How this skill works

It records named checkpoints and timestamps as immutable versions and exposes SQL/SDK primitives to query tables 'AS OF' a version or timestamp. A VersionManager API creates, lists, restores, and diffs versions while storage can use WAL/checkpoint policies and optional compression.
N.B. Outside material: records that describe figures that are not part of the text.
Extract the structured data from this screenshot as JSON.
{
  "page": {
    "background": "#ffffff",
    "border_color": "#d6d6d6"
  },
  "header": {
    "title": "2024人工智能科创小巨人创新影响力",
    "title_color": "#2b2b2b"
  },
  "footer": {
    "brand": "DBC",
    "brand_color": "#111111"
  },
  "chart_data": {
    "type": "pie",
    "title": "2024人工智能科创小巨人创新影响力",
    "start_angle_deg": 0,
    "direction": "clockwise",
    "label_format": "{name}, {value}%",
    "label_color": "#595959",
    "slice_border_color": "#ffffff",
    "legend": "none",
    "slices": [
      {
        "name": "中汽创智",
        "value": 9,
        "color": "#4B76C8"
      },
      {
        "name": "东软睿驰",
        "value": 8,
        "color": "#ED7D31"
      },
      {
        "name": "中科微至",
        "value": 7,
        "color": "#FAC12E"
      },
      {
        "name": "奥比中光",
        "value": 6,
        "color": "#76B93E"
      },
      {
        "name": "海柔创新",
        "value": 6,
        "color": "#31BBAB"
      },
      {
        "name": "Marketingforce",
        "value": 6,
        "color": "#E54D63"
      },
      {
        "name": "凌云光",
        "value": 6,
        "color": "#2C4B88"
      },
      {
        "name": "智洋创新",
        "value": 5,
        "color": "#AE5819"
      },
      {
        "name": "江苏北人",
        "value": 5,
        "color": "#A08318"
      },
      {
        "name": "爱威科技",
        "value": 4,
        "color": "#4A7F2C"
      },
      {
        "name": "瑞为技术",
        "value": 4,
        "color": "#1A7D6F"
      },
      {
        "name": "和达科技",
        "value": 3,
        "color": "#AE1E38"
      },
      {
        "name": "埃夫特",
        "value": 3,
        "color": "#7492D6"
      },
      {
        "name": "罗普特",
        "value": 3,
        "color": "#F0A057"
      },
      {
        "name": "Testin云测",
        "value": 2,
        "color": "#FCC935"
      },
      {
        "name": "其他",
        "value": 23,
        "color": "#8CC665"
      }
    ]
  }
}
An ACSet schema generator translates category definitions into normalized DuckDB DDL, including referential constraints and attribute checks, and can emit views for GF(3) verification and color-stream history tables.

When to use it

  • When you need reproducible snapshots for model training, backtesting, or debugging.
  • To audit changes across ingest pipelines and detect schema drift over time.
  • When migrating domain category definitions (ACSets) into a DuckDB schema quickly.
  • To compare dataset states, find added/modified/deleted records between versions.
  • When tracking temporal evolution of GF(3) color streams or other indexed histories.

Best practices

  • Enable WAL and periodic checkpoints; set checkpoint_interval to balance latency and storage.
  • Use descriptive checkpoint messages and consistent seeds for reproducibility.
  • Limit max_versions and enable compression to control disk usage for long histories.
  • Generate ACSet schemas before ingest and enable gf3_verification for data integrity checks.
  • Use diffs to drive targeted restores instead of full rollbacks when possible.

Example use cases

  • Create a checkpoint before running an experiment and restore it to reproduce results exactly.
  • Generate a DuckDB schema from an ACSet category and instantiate normalized tables with constraints.
  • Run a time-travel query to inspect the interactions table at a specific version or timestamp.
  • Compute diffs between two versions to produce change summaries for auditing or ETL pipelines.
  • Track color_stream_history to analyze GF(3) trit conservation across thread evolutions.

FAQ

Can I query a table at an arbitrary timestamp?

Yes. The skill supports DuckLake-style snapshots and 'AS OF TIMESTAMP' queries when snapshots include timestamp mappings.

How large should max_versions be?

Choose based on retention needs and storage; use compression and periodic consolidation if you need long-term history with limited disk.